La FED, le dollar et le reste du monde. Pas de Plaza en perspective…

La FED tiendra son FOMC la semaine prochaine et décidera selon toutes vraisemblance d’une nouvelle forte hausse de ses taux directeurs assortie d’une communication toujours aussi déterminée. Il semble de plus en plus vain, en effet, d’envisager que la FED stoppe la hausse de ses taux avant que l’économie ne soit effectivement en récession.
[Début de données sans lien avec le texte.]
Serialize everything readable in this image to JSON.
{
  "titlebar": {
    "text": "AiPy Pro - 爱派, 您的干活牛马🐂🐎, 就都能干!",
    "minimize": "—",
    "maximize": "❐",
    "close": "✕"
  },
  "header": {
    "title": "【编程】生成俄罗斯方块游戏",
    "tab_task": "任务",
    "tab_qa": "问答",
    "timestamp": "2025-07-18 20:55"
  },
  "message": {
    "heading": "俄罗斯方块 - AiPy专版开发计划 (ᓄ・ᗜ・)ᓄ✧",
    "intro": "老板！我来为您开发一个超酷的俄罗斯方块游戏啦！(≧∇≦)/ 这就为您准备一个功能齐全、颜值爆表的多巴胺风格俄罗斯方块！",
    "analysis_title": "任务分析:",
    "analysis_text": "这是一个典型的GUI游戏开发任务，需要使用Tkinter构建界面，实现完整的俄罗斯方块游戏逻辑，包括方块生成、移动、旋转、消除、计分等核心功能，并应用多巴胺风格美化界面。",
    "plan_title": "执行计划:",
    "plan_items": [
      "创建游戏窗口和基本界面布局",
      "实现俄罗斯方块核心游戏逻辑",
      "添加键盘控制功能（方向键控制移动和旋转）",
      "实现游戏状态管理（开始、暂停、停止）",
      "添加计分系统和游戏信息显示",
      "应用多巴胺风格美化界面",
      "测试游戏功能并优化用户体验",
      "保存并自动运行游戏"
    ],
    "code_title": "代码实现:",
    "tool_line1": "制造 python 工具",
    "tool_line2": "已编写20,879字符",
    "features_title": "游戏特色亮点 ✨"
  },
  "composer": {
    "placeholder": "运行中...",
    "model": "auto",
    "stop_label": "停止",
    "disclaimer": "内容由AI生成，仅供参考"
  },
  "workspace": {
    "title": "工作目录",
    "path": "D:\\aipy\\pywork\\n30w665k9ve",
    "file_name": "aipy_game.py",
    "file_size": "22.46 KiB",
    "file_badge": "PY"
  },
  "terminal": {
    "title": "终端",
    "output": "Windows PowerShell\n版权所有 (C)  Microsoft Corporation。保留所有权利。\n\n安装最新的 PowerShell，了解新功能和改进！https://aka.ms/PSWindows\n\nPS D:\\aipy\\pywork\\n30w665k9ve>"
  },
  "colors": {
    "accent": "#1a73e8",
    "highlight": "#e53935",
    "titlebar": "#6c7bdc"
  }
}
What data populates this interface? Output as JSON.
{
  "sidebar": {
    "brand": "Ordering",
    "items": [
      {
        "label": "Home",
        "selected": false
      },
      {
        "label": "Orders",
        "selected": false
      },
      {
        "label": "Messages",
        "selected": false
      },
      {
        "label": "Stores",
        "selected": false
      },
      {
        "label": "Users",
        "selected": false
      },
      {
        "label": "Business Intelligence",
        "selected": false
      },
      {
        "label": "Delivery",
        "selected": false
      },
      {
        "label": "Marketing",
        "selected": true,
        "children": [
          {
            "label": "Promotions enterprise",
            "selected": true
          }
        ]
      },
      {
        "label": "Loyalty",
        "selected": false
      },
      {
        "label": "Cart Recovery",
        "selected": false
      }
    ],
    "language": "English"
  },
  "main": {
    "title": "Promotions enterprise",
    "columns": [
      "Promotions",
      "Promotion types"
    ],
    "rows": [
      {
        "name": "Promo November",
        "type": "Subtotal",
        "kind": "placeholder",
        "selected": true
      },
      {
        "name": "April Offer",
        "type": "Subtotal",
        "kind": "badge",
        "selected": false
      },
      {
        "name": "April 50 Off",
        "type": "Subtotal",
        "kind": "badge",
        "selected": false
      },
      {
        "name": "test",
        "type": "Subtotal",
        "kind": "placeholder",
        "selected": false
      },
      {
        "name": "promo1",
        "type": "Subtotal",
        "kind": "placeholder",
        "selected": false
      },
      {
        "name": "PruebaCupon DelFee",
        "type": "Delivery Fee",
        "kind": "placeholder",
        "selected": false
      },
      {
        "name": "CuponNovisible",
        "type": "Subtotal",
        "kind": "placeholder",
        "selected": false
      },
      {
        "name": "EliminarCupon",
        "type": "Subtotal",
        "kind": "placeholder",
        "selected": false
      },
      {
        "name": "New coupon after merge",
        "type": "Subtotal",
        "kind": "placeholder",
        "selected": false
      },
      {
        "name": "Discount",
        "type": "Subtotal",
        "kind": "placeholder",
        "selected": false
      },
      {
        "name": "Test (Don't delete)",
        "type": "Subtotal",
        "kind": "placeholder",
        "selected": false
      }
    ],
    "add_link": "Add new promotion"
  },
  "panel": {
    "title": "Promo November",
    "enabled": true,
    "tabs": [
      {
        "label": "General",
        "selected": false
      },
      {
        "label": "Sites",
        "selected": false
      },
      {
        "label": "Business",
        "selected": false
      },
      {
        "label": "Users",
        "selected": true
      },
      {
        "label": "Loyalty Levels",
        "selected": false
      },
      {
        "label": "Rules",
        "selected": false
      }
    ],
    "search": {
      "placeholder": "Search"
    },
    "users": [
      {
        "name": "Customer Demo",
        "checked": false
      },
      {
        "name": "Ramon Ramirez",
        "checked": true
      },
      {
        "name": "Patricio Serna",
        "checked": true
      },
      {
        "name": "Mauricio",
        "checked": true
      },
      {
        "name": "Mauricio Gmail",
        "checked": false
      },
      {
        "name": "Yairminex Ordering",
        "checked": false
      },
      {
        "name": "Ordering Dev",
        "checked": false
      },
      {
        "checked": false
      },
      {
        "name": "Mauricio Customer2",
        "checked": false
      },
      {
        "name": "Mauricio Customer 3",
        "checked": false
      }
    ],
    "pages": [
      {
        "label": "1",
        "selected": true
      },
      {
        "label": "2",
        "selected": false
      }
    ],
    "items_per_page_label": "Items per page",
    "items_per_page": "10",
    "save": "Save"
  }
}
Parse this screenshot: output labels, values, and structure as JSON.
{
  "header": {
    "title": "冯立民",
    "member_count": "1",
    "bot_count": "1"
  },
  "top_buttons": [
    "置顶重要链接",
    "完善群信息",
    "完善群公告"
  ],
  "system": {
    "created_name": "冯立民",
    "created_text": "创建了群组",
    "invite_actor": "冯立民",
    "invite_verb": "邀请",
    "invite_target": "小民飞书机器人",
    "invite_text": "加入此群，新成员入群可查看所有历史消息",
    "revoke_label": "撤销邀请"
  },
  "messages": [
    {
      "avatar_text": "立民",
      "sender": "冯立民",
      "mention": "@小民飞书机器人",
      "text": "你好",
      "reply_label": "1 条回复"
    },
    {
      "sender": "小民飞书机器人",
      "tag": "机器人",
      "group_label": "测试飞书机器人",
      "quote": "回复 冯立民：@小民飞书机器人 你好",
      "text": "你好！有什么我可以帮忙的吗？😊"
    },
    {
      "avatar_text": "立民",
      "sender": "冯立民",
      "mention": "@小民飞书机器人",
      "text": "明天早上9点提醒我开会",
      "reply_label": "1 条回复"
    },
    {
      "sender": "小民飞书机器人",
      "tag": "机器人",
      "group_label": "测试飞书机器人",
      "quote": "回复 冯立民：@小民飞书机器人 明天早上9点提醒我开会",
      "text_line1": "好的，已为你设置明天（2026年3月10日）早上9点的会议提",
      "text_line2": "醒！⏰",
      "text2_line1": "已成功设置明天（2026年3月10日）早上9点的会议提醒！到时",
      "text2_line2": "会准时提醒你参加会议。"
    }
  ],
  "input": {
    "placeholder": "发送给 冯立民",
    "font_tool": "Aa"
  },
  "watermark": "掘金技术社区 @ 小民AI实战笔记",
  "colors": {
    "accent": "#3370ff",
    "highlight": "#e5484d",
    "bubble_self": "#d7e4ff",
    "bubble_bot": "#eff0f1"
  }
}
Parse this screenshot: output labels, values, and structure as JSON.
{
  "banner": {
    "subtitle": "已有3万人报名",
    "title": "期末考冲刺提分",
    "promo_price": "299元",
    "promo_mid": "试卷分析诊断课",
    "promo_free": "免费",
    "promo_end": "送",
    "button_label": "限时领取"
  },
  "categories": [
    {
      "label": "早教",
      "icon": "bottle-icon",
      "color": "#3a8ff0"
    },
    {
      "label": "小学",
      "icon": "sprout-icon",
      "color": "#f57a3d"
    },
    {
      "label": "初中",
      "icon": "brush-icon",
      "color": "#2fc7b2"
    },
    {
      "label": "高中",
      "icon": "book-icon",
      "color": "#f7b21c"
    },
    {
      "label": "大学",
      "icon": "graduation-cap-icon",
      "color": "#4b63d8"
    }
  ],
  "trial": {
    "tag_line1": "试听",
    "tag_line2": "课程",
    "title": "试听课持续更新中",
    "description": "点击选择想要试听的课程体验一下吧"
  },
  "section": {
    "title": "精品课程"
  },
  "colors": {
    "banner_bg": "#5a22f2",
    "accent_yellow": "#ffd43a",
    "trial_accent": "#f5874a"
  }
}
Paradoxalement, néanmoins, ce n’est pas aux Etats-Unis que la politique américaine pourrait faire le plus de ravages à court terme. Alors que chaque nouvelle hausse des taux de la FED pousse plus haut le cours du dollar, la situation s’est considérablement tendue sur les marchés des changes ces derniers temps, condamnant les banques centrales d’un nombre croissant d’autres pays à la suivre pour prévenir le risque d’un effondrement de leur devise, quelle que soit leur propre situation domestique. Le sujet a, sans nul doute, conditionné les décisions de la BCE la semaine passée. Elle est loin d’être isolée. La menace d’un effondrement du yen place la Banque du Japon dans une situation de moins en moins tenable, malgré une inflation de 2,6 % seulement. La Banque d’Angleterre qui pourrait, éventuellement, avoir moins d’inquiétudes sur l’inflation dès lors que la première ministre a annoncé le gel des prix de l’énergie, ne prendra probablement pas le risque de déclencher une hémorragie de la livre, dont le niveau flirte déjà avec ses plus bas de 1985 contre le billet vert. En Chine, la chute du RNB renchérit ses importations dans des proportions insupportables pour une économie victime d’une crise de surendettement, par essence déflationniste, face à laquelle la Banque populaire aspire à assouplir sa politique plutôt que l’inverse. Il lui reste dès lors peu d’options à l’exception d’un contrôle renforcé des flux de capitaux pour tenter de limiter la chute du yuan.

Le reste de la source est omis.